Oui, mais alors, si ce sont des droits que les hommes ont aussi, quel est le sens d’une telle journée? De souligner que partout dans le monde, et cela en dépit de législations parfois très abouties et dans des contextes économiques et politiques plutôt matures, ces droits ne sont pas effectifs pour les femmes. Jugez-en plutôt : en France, malgré un principe d’égalité salariale inscrit dans la loi depuis 1983, les femmes gagnent en moyenne 27% de moins que les hommes* ; dans le monde, elles assurent 66% du working time mais ne détiennent qu’1% de la propriété** ; et c’est encore sans évoquer le serpent de mer des tâches ménagères (qui leur incombe chez nous à 65%***) et celui de leur sous-représentation aux postes de direction des entreprises comme aux responsabilités politiques…

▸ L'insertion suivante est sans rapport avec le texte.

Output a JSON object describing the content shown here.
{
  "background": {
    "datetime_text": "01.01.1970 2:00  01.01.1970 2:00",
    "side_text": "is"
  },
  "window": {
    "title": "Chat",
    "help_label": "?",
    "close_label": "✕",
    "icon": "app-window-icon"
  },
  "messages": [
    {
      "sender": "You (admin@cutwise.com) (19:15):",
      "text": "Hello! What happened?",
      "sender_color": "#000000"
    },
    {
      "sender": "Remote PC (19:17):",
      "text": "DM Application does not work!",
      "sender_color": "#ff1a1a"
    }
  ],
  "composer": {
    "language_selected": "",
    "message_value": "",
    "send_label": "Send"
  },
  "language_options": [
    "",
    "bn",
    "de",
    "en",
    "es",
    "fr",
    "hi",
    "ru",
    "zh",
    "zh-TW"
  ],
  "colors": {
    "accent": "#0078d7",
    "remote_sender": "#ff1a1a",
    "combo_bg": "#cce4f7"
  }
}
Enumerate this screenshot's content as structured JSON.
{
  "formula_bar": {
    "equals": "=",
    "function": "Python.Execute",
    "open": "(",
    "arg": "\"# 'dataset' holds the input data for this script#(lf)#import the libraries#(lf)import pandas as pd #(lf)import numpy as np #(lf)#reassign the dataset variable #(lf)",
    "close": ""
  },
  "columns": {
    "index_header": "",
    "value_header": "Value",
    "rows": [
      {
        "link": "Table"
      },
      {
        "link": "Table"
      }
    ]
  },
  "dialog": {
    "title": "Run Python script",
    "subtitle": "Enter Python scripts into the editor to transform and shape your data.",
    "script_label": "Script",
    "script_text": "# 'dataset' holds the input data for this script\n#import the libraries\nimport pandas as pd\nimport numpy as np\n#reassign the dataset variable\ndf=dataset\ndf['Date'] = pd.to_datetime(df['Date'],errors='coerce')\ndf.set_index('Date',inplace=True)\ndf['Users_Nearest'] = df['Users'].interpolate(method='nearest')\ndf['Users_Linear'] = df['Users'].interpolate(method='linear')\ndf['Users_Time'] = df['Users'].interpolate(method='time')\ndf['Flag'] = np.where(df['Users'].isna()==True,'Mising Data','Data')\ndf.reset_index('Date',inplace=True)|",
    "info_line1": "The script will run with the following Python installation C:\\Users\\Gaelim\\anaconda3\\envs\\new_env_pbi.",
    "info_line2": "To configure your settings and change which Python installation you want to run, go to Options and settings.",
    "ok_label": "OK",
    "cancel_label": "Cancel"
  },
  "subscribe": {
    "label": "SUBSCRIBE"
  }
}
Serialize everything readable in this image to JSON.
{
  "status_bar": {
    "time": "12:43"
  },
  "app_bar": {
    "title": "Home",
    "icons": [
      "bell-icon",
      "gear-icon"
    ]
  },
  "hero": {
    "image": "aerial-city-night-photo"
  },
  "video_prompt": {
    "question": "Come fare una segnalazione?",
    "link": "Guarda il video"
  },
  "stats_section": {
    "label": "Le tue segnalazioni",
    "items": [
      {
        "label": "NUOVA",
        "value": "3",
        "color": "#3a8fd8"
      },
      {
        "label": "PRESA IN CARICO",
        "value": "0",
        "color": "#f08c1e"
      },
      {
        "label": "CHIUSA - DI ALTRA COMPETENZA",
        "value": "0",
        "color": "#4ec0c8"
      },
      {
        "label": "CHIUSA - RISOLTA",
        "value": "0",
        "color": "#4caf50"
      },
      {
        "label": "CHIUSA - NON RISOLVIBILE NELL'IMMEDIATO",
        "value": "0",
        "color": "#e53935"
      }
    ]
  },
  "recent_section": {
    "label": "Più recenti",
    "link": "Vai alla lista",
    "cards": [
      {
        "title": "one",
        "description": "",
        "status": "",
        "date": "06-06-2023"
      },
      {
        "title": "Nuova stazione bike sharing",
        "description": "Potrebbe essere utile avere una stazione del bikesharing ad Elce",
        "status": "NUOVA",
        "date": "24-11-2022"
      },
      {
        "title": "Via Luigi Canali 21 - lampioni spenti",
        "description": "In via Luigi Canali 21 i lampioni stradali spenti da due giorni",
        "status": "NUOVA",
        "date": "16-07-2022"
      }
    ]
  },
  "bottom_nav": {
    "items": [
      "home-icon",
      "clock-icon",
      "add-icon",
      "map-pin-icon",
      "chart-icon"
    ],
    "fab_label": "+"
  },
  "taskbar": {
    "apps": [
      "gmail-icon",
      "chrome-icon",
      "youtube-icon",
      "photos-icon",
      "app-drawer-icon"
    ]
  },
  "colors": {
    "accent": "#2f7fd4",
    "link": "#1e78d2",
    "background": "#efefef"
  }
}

Une Journée pour en parler, toute l’année pour agir
De droits à rendre effectifs pour des femmes au pluriel, voilà de quoi parle la Journée Internationale des Droits des Femmes. Mais ça ne signifie pas non plus, comme d’aucun-es le disent parfois que c’est une fois par an qu’on s’en occupe et puis basta. Cette Journée-là est faite pour établir l’état des lieux, noter les progrès, partager les bonnes pratiques et se donner des objectifs… Pour pouvoir agir aussi tout le reste de l’année!
Marie Donzel, pour le blog EVE
N’oubliez pas de participer à notre sondage : Pour vous que représente le 8 mars?
* Observatoire des Inégalités 2013
** UNICEF, 2007
*** INSEE, 2011
Les droits des femmes en dix dates
1718 – La Suède accorde le droit de vote aux femmes… Jusqu’en 1771, puis à nouveau à partir de 1862. Les Finlandaises attendront 1906, les Anglaises 1928, les Philippines et les Birmanes 1935, les Françaises 1944, les Mexicaines 1953 et les Saoudiennes 2011.
1791 – Olympe de Gouges présente la Déclaration des Droits de la Femme et de la Citoyenne à l’Assemblée française… La Convention, sans surprise, rejette son texte, mais il constitue malgré cela l’acte de naissance d’une conscience politique au féminin affirmée en tant que telle.
1880 – Les lycées publics français s’ouvrent aux filles. Le Républicain Camille Sée croise le fer avec des opposants qui s’inquiètent d’une déstabilisation des fondations de la société quand les femmes deviendraient des « libres penseurs ».
1900 – Pour la première fois, les femmes participent aux Jeux Olympiques.
1943 – Les femmes sont autorisées à entrer dans le bâtiment de la Bourse de Wall Street.
1965 – les Françaises peuvent travailler et disposer de leur propre chéquier sans autorisation de leur mari
1971 – Première mondiale : un employeur est condamné pour discrimination à l’embauche par la Cour Suprême des Etats-Unis. La France se dotera douze ans plus tard d’une loi pour l’égalité professionnelle qui interdit les discriminations fondées sur le genre.
1974 – Françoise Giroud entre au gouvernement français… En tant que secrétaire d’Etat à la « condition féminine »!
1998 – la France adopte le principe de la parité aux fonctions électives.
2014 – un premier cabinet d’avocates ouvre en Arabie saoudite.